10.8.4 Treasurer. The Treasurer shall (i) receive and deposit in appropriate bank accounts all monies of the Association and shall disburse such funds as directed by resolution of the Board of Directors; (ii) authorize payment of all checks and co-sign promissory notes of the Association; (iii) keep proper books of account; (iv) cause an annual audit or review of the Association books to be made by an independent public accountant at the completion of each fiscal year; and (v) prepare an annual budget and statement of income and expenditures to be presented to the membership at its regular annual meeting, and deliver a copy each to the Members.
ARTICLE 11
RECORDS AND BOOKS
The records, books and papers of the Association shall at all times, during reasonable business hours, be subject to inspection by any Member or by any holder, insurer or guarantor of a first deed of trust that is secured by a Lot. The Declaration, the Articles of Incorporation and the Bylaws of the Association shall be available for inspection by any Member at the principal office of the Association, where copies may be purchased at reasonable cost.
ARTICLE 12
ASSESSMENTS
As more fully provided in the Declaration, each Member is obligated to pay to the Association annual and special assessments which are secured by a continuing lien upon the property against which the assessment is made. Any assessments which are not paid when due shall be delinquent. If the assessment is not paid within thirty (30) days after the due date, the assessment shall bear interest from the date of delinquency at the rate of eighteen (18%) percent per annum, and the Association can bring an action at law against the Owner personally obligated to pay the same or foreclose the lien against the property, and interest, costs, and reasonable attorney’s fees of any such action shall be added to the amount of such assessments. No Owner can waive or otherwise escape liability for the assessments provided for herein by non-use of the Common Area and facilities or abandonment of his Lot.
ARTICLE 13
CORPORATE SEAL
The Association shall have a seal in circular form having within its circumference the words: Harps Mill Woods Homeowners’ Association, lnc.
ARTICLE 14
AMENDMENTS
14.1 Except as provided in the Declaration, these Bylaws can be amended, at a regular or special meeting of the Members, by a vote of a majority of a quorum of Members present in person or by proxy; provided, however, as long as the Declarant controls the Association and if the Properties has been approved by the Veterans Administration and/or the Federal Housing Administration for loans guaranteed by the Veterans Administration or the Federal Housing Administration (but not otherwise), any amendment of these Bylaws will require the prior approval of the Veterans Administration or the Federal Housing Administration.
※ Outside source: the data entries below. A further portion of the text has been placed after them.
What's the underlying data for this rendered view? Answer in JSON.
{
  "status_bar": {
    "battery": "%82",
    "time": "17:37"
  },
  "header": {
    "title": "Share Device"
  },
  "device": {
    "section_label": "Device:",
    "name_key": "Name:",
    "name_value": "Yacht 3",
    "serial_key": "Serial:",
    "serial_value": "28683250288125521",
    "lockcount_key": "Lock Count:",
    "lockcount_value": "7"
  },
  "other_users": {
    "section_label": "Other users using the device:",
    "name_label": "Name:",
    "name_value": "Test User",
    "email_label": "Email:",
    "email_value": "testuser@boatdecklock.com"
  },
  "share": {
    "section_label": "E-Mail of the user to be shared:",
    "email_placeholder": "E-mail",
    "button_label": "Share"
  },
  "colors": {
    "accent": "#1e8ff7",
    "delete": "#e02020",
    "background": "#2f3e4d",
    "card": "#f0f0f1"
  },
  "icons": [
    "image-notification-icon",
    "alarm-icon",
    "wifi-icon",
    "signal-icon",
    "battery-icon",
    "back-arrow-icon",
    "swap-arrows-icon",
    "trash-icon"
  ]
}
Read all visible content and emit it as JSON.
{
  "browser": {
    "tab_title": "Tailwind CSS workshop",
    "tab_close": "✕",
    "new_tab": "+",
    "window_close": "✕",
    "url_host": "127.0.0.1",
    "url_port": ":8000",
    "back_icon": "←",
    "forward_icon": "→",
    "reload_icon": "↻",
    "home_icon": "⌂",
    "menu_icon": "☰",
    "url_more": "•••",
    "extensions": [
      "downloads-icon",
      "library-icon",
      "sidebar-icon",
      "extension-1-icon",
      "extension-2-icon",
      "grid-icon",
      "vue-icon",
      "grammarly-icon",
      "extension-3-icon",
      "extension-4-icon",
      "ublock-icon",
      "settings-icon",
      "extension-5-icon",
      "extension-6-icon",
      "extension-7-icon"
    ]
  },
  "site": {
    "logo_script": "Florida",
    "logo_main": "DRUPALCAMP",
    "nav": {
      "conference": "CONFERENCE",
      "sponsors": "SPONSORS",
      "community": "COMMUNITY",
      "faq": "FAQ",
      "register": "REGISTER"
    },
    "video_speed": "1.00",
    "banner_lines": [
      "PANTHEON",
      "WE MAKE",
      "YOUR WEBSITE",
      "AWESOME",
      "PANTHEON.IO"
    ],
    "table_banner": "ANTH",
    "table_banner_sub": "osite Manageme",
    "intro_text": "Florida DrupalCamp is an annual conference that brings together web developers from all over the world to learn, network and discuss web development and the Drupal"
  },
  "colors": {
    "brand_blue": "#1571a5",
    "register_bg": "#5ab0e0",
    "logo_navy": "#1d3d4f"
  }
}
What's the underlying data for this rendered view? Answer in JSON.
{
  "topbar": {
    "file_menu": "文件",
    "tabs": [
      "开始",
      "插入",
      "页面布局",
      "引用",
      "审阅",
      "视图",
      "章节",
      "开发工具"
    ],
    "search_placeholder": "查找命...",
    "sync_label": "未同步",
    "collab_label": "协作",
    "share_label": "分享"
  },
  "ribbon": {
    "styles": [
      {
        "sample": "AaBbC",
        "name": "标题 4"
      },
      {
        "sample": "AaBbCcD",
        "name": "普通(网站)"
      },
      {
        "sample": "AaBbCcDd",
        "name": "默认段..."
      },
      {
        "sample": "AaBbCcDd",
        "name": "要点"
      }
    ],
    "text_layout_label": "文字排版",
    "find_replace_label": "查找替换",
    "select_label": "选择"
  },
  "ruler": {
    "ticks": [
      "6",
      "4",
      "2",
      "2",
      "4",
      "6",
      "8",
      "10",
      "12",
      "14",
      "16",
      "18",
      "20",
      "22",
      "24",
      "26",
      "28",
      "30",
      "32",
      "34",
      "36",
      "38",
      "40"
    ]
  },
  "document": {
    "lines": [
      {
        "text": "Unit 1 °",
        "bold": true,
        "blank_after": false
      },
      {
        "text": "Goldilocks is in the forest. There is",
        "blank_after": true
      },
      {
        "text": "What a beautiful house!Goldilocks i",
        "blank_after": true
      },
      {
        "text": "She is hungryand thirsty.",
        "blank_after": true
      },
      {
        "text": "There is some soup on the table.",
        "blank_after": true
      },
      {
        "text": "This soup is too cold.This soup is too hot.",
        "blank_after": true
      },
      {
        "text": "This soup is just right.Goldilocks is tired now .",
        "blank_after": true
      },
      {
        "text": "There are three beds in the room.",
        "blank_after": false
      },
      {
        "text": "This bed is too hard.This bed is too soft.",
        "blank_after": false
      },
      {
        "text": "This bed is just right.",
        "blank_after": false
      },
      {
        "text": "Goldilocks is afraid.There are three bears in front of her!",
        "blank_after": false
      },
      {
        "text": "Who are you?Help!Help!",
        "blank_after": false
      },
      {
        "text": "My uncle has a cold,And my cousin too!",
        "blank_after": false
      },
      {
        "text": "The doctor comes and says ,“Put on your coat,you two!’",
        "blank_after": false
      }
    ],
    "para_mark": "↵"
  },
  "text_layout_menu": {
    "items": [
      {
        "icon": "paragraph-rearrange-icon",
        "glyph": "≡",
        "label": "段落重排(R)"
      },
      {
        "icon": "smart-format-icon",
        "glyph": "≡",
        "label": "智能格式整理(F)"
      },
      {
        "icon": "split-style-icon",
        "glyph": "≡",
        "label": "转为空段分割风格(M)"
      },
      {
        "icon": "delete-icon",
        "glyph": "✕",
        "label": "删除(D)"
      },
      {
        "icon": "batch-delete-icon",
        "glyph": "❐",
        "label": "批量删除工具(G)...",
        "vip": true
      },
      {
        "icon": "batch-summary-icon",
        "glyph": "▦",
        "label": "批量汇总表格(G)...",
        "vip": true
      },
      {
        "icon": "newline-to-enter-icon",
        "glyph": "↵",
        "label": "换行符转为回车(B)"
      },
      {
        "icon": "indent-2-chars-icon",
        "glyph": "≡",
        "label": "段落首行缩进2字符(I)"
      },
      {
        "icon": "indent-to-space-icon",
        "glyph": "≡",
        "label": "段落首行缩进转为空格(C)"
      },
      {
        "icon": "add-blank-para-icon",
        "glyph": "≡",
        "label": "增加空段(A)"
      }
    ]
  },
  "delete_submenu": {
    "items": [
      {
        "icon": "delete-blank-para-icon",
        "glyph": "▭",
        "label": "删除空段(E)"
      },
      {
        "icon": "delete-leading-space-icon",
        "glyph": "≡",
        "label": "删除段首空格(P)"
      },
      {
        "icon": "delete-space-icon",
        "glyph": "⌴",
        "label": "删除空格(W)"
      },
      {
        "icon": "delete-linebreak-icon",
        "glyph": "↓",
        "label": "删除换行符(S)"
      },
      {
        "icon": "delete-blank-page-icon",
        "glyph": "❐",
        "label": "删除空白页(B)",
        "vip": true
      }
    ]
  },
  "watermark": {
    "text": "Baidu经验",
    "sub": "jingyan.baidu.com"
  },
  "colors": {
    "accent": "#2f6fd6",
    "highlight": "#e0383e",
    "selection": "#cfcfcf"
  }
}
14.2 In the case of any conflict between the Articles of Incorporation and the Bylaws, the Articles shall control; and in the case of any conflict between the Declaration and these Bylaws, the Declaration shall control.
ARTICLE 15
MISCELLANEOUS
The fiscal year of the Association shall begin on the first day of January and end on the 31st day of December of every year, except that the first fiscal year shall begin on the date of incorporation.